Worried he’d scratch me if I tried, I said, ‘I’m good, thanks.’ I scraped my chair back, banging my knees on the table as I stood up and squeezed out of the tiny space. ‘I’ll go and give my friend a ring now, and I’ll let you know.’
‘Sooner rather than later,’ grumped Barry.
‘Whenever you’re ready,’ Sheelagh qualified.
‘Lovely to meet you, Lily.’ Marnie gave a little wave as I backed into the hall and grabbed my coat.
‘Don’t forget to pop my basket back, dear, I’m in all day tomorrow,’ Doris called, but the last word belonged to Jill Edwards.
‘Let me know if you change your mind about an interview.’
* * *
‘I don’t think we’ve anyone available,’ said Erin, five minutes later, as I drew the curtains in the cottage and switched on a couple of lamps. The air felt chilly after the hothouse atmosphere at the Lamberts’, and I crossed the living room and turned the heating up. ‘Most of them are working, or going away for Christmas.’

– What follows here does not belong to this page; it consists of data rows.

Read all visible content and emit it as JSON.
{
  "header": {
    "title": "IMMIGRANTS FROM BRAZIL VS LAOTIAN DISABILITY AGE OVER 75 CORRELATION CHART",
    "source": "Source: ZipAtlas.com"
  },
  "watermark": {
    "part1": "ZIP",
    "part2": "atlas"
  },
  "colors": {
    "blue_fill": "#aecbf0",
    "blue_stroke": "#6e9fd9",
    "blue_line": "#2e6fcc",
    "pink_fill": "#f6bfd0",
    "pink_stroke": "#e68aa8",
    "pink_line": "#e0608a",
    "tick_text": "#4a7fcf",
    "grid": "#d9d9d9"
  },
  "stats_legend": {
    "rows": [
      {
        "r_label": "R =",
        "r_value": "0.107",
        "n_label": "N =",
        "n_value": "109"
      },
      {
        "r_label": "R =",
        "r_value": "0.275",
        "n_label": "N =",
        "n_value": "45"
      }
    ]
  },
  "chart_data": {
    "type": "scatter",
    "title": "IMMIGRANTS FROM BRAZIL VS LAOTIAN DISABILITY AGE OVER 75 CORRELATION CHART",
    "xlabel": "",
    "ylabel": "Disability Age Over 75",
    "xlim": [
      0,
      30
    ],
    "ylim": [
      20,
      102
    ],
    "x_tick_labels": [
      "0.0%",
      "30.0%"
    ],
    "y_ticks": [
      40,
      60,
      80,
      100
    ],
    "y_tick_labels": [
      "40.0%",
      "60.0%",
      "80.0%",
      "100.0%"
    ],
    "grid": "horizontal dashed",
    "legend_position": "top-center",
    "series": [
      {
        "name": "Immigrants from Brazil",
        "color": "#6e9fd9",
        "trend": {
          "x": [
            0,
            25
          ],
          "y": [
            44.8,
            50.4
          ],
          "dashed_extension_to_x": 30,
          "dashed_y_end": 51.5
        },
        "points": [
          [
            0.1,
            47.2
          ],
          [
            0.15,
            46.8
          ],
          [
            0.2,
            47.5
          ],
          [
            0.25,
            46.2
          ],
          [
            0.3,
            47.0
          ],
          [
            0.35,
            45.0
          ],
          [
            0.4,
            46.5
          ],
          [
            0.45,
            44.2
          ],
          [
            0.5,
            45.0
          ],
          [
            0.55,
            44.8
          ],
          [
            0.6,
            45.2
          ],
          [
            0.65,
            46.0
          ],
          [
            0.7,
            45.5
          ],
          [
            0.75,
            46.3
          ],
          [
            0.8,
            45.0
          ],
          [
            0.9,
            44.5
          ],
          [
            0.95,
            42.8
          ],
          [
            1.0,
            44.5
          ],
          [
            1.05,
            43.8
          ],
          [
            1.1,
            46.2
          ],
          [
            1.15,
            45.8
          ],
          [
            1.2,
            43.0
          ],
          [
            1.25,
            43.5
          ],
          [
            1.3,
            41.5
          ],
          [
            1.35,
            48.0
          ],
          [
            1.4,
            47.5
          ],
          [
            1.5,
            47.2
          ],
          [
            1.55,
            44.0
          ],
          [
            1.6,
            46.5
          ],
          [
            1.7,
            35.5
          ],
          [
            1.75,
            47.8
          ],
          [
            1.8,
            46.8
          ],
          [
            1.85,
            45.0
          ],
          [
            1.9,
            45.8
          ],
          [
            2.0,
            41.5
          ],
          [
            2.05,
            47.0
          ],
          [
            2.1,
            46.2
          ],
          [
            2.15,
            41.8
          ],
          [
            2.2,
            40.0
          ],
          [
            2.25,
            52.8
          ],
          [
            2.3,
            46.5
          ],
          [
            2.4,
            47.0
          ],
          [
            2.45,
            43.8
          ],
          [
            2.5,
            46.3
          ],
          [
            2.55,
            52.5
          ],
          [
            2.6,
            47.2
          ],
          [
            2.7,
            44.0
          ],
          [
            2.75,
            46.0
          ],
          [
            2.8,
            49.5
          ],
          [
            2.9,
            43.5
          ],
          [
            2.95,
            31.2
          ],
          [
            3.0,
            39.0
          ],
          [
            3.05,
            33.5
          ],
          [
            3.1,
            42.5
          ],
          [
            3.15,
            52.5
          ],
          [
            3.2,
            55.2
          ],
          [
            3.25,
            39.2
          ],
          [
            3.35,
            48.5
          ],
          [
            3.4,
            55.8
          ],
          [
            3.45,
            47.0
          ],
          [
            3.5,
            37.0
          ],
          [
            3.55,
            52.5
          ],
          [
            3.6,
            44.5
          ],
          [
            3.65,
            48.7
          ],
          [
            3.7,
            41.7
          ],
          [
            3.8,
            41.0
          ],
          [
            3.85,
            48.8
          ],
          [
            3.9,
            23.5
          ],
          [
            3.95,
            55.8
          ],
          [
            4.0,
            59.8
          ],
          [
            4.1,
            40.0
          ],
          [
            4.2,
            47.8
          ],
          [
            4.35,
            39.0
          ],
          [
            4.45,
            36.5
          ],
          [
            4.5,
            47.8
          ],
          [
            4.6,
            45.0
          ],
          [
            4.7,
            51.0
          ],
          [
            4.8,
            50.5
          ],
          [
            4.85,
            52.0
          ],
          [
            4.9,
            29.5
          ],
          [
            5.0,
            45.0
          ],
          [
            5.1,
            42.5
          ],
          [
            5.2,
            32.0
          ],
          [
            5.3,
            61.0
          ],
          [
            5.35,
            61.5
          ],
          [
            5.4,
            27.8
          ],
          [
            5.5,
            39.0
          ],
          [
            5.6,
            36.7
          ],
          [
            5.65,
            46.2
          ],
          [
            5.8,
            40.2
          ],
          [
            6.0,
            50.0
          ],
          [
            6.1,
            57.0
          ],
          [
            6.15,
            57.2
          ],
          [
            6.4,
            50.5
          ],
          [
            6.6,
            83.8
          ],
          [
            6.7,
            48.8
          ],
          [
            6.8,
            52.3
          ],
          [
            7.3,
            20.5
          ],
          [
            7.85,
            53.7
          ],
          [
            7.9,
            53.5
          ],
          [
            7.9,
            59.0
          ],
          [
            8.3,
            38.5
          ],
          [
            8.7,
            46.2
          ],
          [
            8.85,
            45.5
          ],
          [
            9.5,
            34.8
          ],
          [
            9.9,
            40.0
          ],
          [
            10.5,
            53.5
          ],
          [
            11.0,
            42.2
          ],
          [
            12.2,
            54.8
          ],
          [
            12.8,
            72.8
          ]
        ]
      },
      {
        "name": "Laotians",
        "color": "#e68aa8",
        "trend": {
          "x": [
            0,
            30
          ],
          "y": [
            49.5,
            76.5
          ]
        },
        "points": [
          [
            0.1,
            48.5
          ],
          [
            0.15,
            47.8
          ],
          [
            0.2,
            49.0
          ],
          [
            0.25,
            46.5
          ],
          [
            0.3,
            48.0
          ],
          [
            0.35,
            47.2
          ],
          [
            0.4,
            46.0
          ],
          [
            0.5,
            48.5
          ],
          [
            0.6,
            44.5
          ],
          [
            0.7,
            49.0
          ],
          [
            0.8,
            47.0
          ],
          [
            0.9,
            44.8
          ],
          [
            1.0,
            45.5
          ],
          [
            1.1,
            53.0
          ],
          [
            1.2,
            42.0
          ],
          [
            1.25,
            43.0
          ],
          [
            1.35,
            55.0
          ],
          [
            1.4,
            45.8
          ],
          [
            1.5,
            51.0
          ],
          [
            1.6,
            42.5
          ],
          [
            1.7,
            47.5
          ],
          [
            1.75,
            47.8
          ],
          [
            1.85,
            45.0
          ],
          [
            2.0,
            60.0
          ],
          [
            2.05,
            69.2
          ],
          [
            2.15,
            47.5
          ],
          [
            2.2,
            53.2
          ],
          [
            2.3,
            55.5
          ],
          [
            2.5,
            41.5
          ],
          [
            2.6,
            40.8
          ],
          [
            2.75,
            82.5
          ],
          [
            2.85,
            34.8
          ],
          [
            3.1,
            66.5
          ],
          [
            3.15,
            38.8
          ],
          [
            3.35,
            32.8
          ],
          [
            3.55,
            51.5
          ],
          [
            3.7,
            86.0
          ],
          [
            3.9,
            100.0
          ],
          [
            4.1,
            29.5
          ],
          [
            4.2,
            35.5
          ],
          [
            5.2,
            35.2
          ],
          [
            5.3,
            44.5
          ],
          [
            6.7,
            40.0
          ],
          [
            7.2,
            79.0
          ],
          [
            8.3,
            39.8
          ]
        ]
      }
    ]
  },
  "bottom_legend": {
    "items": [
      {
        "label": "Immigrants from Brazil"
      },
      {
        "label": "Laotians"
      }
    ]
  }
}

‘It’ll only take a few hours to turn on some Christmas tree lights and judge a few houses,’ I said. ‘Half a day, tops.’
‘These things are usually booked ages in advance.’ On the other end of the phone, Erin sounded distracted, and I remembered that business wasn’t too good since a colleague had opened her own agency, taking their best clients with her. ‘And, with respect, Shipley’s the arse end of nowhere.’